This article originally appeared in the Montreal Gazette.
By Aaron Wudrick, March 6, 2023
Much has been written recently on rising concerns about Canadian immigration levels, and specifically the Trudeau government’s announcement of significantly higher immigration targets. As commentators have noted, Canada has historically had cross-party consensus on immigration that can be legitimately described as a uniquely Canadian phenomenon.
This good news has been a point of Canadian pride (or smugness) in a time of global political turbulence, given that in many of our peer countries, immigration backlash has manifested itself in sometimes ugly and xenophobic ways.
But here’s the bad news: This consensus is at risk, and may already be little more than a mirage. It’s consoling that immigration skepticism has not coalesced around any single political party, where it could become a political wedge issue. But fraying support for immigration across party lines exposes an even greater risk: that the issue will be ignored by all parties until it reaches a dangerous boiling point.
Part of the challenge is that Canadians concerned about immigration are often afraid to say so out loud for fear of being called racist or xenophobic. And to be clear, there are racist and xenophobic Canadians, as in every country. But it would be a colossal mistake for our political class to wave away any misgivings about our immigration policy as mere prejudice.
Politicians must understand some of the factors that stoke concerns with our policies and targets. Start with the Roxham Road border crossing between New York State and Quebec, where unlawful (irregular) refugee crossings have skyrocketed in recent years. Recently, news broke that New York City is paying for bus tickets to help asylum-seekers reach the border.
Roxham Road matters because it is about fairness. It represents a legal loophole that people are exploiting. Refugees are a legitimate humanitarian issue, but allowing a class of people to essentially “skip the line” will undermine support for a rules-based system that the public can believe is fair to all.
Second, for many Canadians the concern is not who is coming, so much as how many: for a population already dealing with serious supply strains, immigrants represent a demand spike that will only worsen the situation. Housing is an obvious example; so is access to health care.

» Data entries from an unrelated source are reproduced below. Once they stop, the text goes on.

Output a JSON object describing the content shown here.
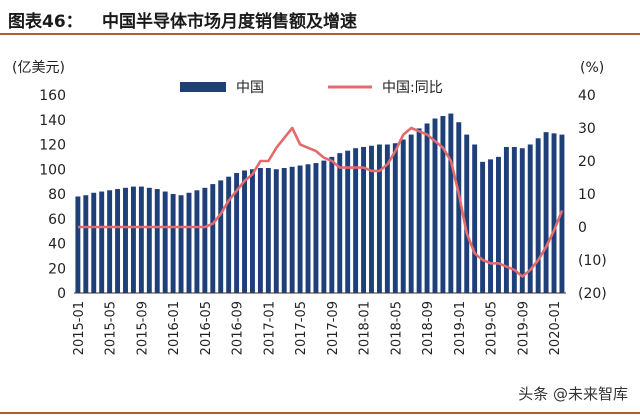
{
  "figure": {
    "label": "图表46：",
    "title": "中国半导体市场月度销售额及增速"
  },
  "watermark": "头条 @未来智库",
  "colors": {
    "bar": "#1f3f79",
    "line": "#e36b6b",
    "accent": "#b85a30"
  },
  "chart_data": {
    "type": "bar",
    "left_axis_label": "(亿美元)",
    "right_axis_label": "(%)",
    "left_ylim": [
      0,
      160
    ],
    "left_ticks": [
      0,
      20,
      40,
      60,
      80,
      100,
      120,
      140,
      160
    ],
    "right_ylim": [
      -20,
      40
    ],
    "right_ticks": [
      "40",
      "30",
      "20",
      "10",
      "0",
      "(10)",
      "(20)"
    ],
    "x_tick_labels": [
      "2015-01",
      "2015-05",
      "2015-09",
      "2016-01",
      "2016-05",
      "2016-09",
      "2017-01",
      "2017-05",
      "2017-09",
      "2018-01",
      "2018-05",
      "2018-09",
      "2019-01",
      "2019-05",
      "2019-09",
      "2020-01"
    ],
    "legend": {
      "bar": "中国",
      "line": "中国:同比"
    },
    "categories": [
      "2015-01",
      "2015-02",
      "2015-03",
      "2015-04",
      "2015-05",
      "2015-06",
      "2015-07",
      "2015-08",
      "2015-09",
      "2015-10",
      "2015-11",
      "2015-12",
      "2016-01",
      "2016-02",
      "2016-03",
      "2016-04",
      "2016-05",
      "2016-06",
      "2016-07",
      "2016-08",
      "2016-09",
      "2016-10",
      "2016-11",
      "2016-12",
      "2017-01",
      "2017-02",
      "2017-03",
      "2017-04",
      "2017-05",
      "2017-06",
      "2017-07",
      "2017-08",
      "2017-09",
      "2017-10",
      "2017-11",
      "2017-12",
      "2018-01",
      "2018-02",
      "2018-03",
      "2018-04",
      "2018-05",
      "2018-06",
      "2018-07",
      "2018-08",
      "2018-09",
      "2018-10",
      "2018-11",
      "2018-12",
      "2019-01",
      "2019-02",
      "2019-03",
      "2019-04",
      "2019-05",
      "2019-06",
      "2019-07",
      "2019-08",
      "2019-09",
      "2019-10",
      "2019-11",
      "2019-12",
      "2020-01",
      "2020-02"
    ],
    "series": [
      {
        "name": "中国",
        "values": [
          78,
          79,
          81,
          82,
          83,
          84,
          85,
          86,
          86,
          85,
          84,
          82,
          80,
          79,
          81,
          83,
          85,
          88,
          91,
          94,
          97,
          99,
          100,
          101,
          101,
          100,
          101,
          102,
          103,
          104,
          105,
          107,
          110,
          113,
          115,
          117,
          118,
          119,
          120,
          120,
          121,
          124,
          128,
          133,
          137,
          141,
          143,
          145,
          138,
          128,
          120,
          106,
          108,
          110,
          118,
          118,
          117,
          120,
          125,
          130,
          129,
          128
        ]
      },
      {
        "name": "中国:同比",
        "values": [
          0,
          0,
          0,
          0,
          0,
          0,
          0,
          0,
          0,
          0,
          0,
          0,
          0,
          0,
          0,
          0,
          0,
          1,
          4,
          8,
          11,
          14,
          16,
          20,
          20,
          24,
          27,
          30,
          25,
          24,
          23,
          21,
          20,
          18,
          18,
          18,
          18,
          17,
          17,
          19,
          23,
          28,
          30,
          29,
          28,
          26,
          24,
          20,
          10,
          -2,
          -8,
          -10,
          -11,
          -11,
          -12,
          -13,
          -15,
          -13,
          -10,
          -6,
          -1,
          5
        ]
      }
    ]
  }
}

Just ask the six million Canadians who cannot find a family doctor.
Some argue, fairly, that new immigrants actually represent part of the solution to these supply challenges, providing much-needed additional labour, from construction workers to nurses and doctors. But such tangible factors are not used to inform government immigration targets, which smack of central planning. Perhaps it’s time we shifted away from immigration by fiat and adopted a more market-based approach.
Consider the relative success of refugees to Canada based on their path of entry. Experience shows that privately sponsored Syrian refugees have a better chance of finding employment than those brought in under government programs. This suggests that when migrants have non-government partners invested in their success, their integration into Canadian society is likely to go more smoothly.
While humanitarian refugees require sponsorship and charity from individual Canadians and communities, for many economic immigrants the relevant invested partner will be employers who, given labour supply challenges, are often among the loudest champions of high immigration levels.
Here, too, a legitimate criticism is often raised, since efforts by employers to create cheap pools of labour can drive down wages for all Canadians. But this blurs the immigration discussion with a separate issue: the difference between employers unwilling to pay higher salaries, and those who simply cannot find job candidates at any economically viable salary level.
Canada’s immigration consensus has served our country well for half a century. If we are to salvage it, we will need to listen to those with legitimate concerns about high immigration rates — and more importantly, adjust our approach away from government targets towards a system that prioritizes matching our supply of and demand for immigrants and refugees as smoothly as possible.
Aaron Wudrick is Director of the domestic policy program at the Macdonald-Laurier Institute.